For some reason I am advised to wait until dusk and so in the late afternoon a hotel shuttle takes me 20 minutes to the fabled Registan – the central square of Samarkand, flanked on three sides by those fabled, blue-domed madrasahs. Registan translates as ‘sandy place’ and was the public square where royal proclamations were made, and miscreants were executed.
Once I step into the square, I understand why we waited until dusk. There it is – the ultimate dream of Samarkand and the Silk Road: The turquoise domes lit against the smoky pink twilight sky, the mosaic covered madrasahs and minarets – and the trees alive with the loudest birds. Apparently, mynahs, those birds so beloved of Victorian ladies for their ability to speak, are native to Samarkand. This evening, they are having a very loud conversation indeed.
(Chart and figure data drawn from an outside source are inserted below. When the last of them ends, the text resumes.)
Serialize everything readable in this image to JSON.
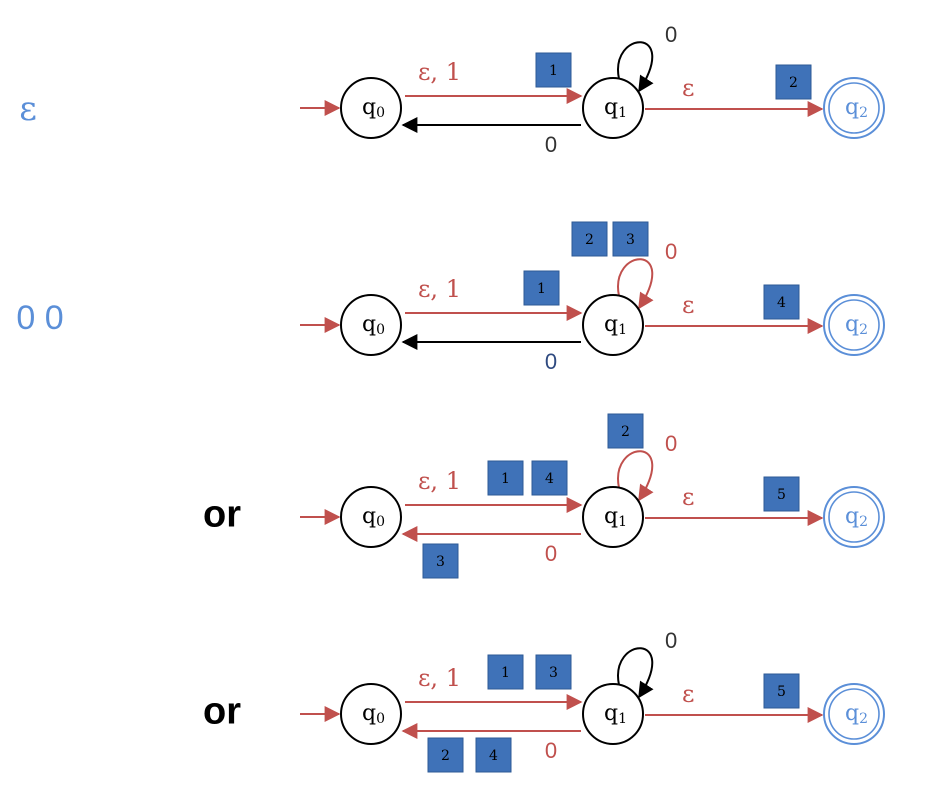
{
  "colors": {
    "red": "#C0504D",
    "black": "#000000",
    "blue_text": "#5B8FD8",
    "dark_blue": "#2F4A80",
    "box_fill": "#3F72B8",
    "box_stroke": "#2E5A96"
  },
  "state_labels": {
    "q": "q",
    "sub0": "0",
    "sub1": "1",
    "sub2": "2"
  },
  "rows": [
    {
      "left_text": "ε",
      "left_text_style": "blue-symbol",
      "top_edge_label": "ε, 1",
      "self_loop_label": "0",
      "self_loop_color": "black",
      "bottom_edge_label": "0",
      "bottom_edge_color": "black",
      "eps_label": "ε",
      "boxes": [
        "1",
        "2"
      ]
    },
    {
      "left_text": "0 0",
      "left_text_style": "blue-digits",
      "top_edge_label": "ε, 1",
      "self_loop_label": "0",
      "self_loop_color": "red",
      "bottom_edge_label": "0",
      "bottom_edge_color": "black",
      "eps_label": "ε",
      "boxes": [
        "2",
        "3",
        "1",
        "4"
      ]
    },
    {
      "left_text": "or",
      "left_text_style": "black-bold",
      "top_edge_label": "ε, 1",
      "self_loop_label": "0",
      "self_loop_color": "red",
      "bottom_edge_label": "0",
      "bottom_edge_color": "red",
      "eps_label": "ε",
      "boxes": [
        "2",
        "1",
        "4",
        "5",
        "3"
      ]
    },
    {
      "left_text": "or",
      "left_text_style": "black-bold",
      "top_edge_label": "ε, 1",
      "self_loop_label": "0",
      "self_loop_color": "black",
      "bottom_edge_label": "0",
      "bottom_edge_color": "red",
      "eps_label": "ε",
      "boxes": [
        "1",
        "3",
        "5",
        "2",
        "4"
      ]
    }
  ]
}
Not far away is another sumptuous building but this time it is a tomb – and it’s the tomb of the most famous character in Uzbek history. He is known as Timur, but also Tamurlane, or Tamberlaine. He was the great nomadic conqueror of the 14th century whose empire came to include parts of Afghanistan, Syria, Georgia, Persia, Turkestan, India and the south of Russia.
Nomadic was certainly the word for this great warrior who was always on the move through great snows and sweltering deserts, taking his nine wives and numerous concubines along with him – and leaving a trail of carnage in his wake. His 1401 invasion of Baghdad resulted in the massacre of 20,000 citizens. Even he could not conquer time and death, and now he lies in his turquoise-domed mausoleum under a broken slab of jade and beneath a gold-encrusted dome.
Back in the calm of the hotel, “wellness” is on offer. All the hotels have exquisite spas but the Russian influence in this part of the world means that, though pampering is on offer with masseurs from Bali, jacuzzis, saunas and steam rooms, there is a much more serious aspect to treatments and in the nearby Hilton Garden Inn, there are physicians and therapists to advise on anti-ageing and various medical conditions. Hyperbaric chambers, ozone therapy and cryosaunas are just a few of the treatments available.
My time in Samarkand is short and on my final evening the mystery of that “mini-Samarkand” outside my window is solved when I go over there for dinner. Those blue domes across the canal are part of an ‘ethno-park’ called the Eternal City. Yes, it’s a replica of ancient cities but no, it’s not, as I had first thought, a Disneyland.
It is quite hauntingly beautiful – and very popular with locals, displaying as it does, the architecture and culture of other regions of Uzbekistan like Bukhara and Tashkent. The winding streets are lined with craftsmen and merchants selling local produce. Best of all there are excellent restaurants offering Uzbek cuisine – including its most famous dish, the rather ploddingly named ‘plov.’ Plov is an Uzbek pilaf and it is delicious.
My phone might not believe in Samarkand. I might have been a bit grumpily dubious about this mix of modern and very ancient but as a local wedding party passes by accompanied by the Uzbek metal trumpet or ‘karney‘ and the moon rises over the steppes, I know that we were both very wrong indeed.
Tell Me More About The Silk Road and Samarkand
Getting there: Turkish Airlines (via Istanbul): From £496.67
4 Star Savitsky Plaza: $69.54 (with balcony).
Uzbekistan does not require a visa.
Samarkand has a quite literally, sparkling brand new airport.
Where to stay? The Silk Road Samarkand has eight hotels to choose from AND an Eco-Village: 14 luxury log cabins complete with their own pools.
Hotels in the Silk Road Samarkand Resort: A standard room in the 5 star Silk Road by Minyoun:$129.